MINNEAPOLIS — Two of the NFL’s three best edge rushers this season were born 43 miles and 19 months apart in Arizona.
Everson Griffen, the 30-year-old from Avondale, Ariz., has 61 career sacks for a Vikings team that drafted him in the fourth round in 2010. Cameron Jordan, the 28-year-old from Chandler, Ariz., has 59½ sacks for a Saints team that took him 24th overall a year later.
This season, they tied with 13 sacks, a career high for both. Only three players in the league had more.
Among “edge rushers” on the Associated Press’ All-Pro ballot, only Jacksonville’s Calais Campbell got more votes from the panel of 50 sportswriters. He got 34, while Jordan — the son of former Vikings star tight end Steve Jordan — came in second with 25, making him the Saints’ first AP All-Pro first-team defender since Darren Sharper in 2009.
“I thought I was going to win (first team),” said Griffen, who finished third with 17 votes to make the second team. “I really thought I would. But I don’t want to talk about that.”
Griffen won’t have to talk about it. Come Sunday, he will have an opportunity to let his actions speak for his disappointment when the Vikings (13-3) play the Saints (12-5) in a NFC divisional playoff game at U.S. Bank Stadium.
Chances are one of these two edge rushers will have an impact that helps end the other team’s season. Griffen will have a significant advantage with crowd noise favoring the Vikings, but also have the disadvantage of chasing Drew Brees, whose quick release and mastery of coach Sean Payton’s system makes him the least-pressured quarterback in the league, according to Pro Football Focus.
There were seven quarterback hits and two sacks when these teams met in the Vikings’ 29-19 season-opening win at home. Griffen had three hits and a sack. Jordan had the only two hits and the only sack of Sam Bradford, who posted a career-high 143.0 passer rating.
The Saints aren’t the same team that lined up that afternoon. Offensively, they still valued Adrian Peterson more than Alvin Kamara, a mistake they would rectify with Peterson’s release. Defensively, coordinator Dennis Allen was working Game 1 with eight new starters on a unit that had finished 31st in scoring defense in 2016 (28.4) and last in 2015 (29.8).
When New Orleans was 0-2 with 65 points allowed, the assumption was same old Saints. But then the Saints won eight in a row while giving up only 16.4 points per game.
They finished 10th in scoring defense (20.4) as their leader, Jordan, became only the fifth Saints defender to be selected first-team All-Pro since the franchise was established in 1967.

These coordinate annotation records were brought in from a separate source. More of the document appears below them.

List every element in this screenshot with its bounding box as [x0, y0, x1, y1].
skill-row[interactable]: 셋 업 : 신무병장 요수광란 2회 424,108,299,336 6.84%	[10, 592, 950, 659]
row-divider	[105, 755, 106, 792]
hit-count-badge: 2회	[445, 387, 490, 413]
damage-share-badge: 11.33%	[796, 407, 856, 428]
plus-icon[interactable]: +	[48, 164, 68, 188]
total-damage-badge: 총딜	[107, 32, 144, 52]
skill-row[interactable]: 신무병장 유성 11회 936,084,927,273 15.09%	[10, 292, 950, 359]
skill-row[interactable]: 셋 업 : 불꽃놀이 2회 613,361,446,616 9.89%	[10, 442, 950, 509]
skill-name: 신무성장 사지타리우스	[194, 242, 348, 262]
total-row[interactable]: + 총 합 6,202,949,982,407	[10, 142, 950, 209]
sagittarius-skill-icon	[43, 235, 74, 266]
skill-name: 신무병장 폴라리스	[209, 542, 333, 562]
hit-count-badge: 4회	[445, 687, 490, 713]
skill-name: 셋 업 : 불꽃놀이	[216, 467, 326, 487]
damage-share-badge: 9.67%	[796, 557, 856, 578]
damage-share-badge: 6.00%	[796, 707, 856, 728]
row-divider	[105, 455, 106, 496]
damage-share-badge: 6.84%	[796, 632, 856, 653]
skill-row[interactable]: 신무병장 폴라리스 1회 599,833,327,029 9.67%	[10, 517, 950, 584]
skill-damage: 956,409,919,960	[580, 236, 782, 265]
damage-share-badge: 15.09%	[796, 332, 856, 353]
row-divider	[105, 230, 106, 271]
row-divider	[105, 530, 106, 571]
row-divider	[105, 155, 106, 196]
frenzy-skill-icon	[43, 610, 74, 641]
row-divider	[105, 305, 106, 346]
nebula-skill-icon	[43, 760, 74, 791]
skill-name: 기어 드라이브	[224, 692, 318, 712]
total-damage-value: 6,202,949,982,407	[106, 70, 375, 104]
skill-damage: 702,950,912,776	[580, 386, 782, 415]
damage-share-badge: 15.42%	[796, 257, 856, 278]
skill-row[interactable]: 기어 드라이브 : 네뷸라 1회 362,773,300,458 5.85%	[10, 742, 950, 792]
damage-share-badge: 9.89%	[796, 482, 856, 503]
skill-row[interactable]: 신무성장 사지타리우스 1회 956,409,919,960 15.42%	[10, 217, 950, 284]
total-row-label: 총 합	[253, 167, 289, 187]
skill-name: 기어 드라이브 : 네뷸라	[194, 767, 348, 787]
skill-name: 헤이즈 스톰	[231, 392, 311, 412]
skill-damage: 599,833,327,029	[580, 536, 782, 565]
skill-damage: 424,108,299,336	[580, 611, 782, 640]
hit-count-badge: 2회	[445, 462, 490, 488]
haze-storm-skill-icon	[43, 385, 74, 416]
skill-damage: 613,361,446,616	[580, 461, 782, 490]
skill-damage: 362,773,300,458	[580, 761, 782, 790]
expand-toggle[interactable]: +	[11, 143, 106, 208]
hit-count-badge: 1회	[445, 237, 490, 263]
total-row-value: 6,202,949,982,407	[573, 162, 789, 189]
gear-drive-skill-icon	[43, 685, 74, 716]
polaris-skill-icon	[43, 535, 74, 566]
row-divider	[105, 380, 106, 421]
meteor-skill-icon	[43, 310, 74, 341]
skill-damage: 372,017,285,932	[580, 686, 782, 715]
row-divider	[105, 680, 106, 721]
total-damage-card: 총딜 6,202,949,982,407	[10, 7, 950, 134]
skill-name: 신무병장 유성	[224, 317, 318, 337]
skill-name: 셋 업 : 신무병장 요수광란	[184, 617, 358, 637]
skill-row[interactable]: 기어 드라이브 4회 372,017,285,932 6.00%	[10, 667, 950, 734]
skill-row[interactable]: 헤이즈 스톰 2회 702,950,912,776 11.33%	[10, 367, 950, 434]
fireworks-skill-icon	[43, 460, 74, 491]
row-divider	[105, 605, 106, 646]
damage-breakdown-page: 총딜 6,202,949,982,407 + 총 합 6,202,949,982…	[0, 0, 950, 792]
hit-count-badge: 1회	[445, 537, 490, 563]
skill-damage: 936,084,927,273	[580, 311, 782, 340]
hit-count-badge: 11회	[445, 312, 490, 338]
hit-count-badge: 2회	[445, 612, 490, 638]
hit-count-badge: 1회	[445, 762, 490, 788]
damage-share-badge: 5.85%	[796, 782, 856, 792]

The others were linebacker Pat Swilling (1991 and ‘92), end Renaldo Turnbull (1993), tackle La’Roi Glover (2000) and Sharper.
“I didn’t play against (Jordan) the last time, but looking at him on tape, you can tell he’s a smart guy who’s been playing a long time and feeds off whatever you give him,” Vikings right tackle Rashod Hill said. “There are some similarities between him and Everson. Both of them try to jump the snap count. They got speed, power, spin moves. They’re both smart and use their hands real well.”
And neither hides his confidence. Early this season, Griffen called Lions left tackle Greg Robinson “lazy.” Sunday, Jordan mocked Panthers left tackle Matt Kalil, calling him “Speedbump McGee” after notching a sack and a key intentional grounding penalty late in the Saints’ wild-card victory. Monday, he tweaked the Panthers again by posting a photo of a bottle of “Jordan” wine next to a mailing address made out to quarterback Cam Newton.
Jordan has proven to be an effective rusher from different spots along the defensive line. And when he doesn’t get to the passer, he has a knack for getting his arms up at the right time. He had 11 pass deflections and an interception for a touchdown during the regular season.
“He’s just a heck of an athlete that can rush the passer,” said Vikings coach Mike Zimmer, who has one of his own that’s knocking down QBs at the same rate.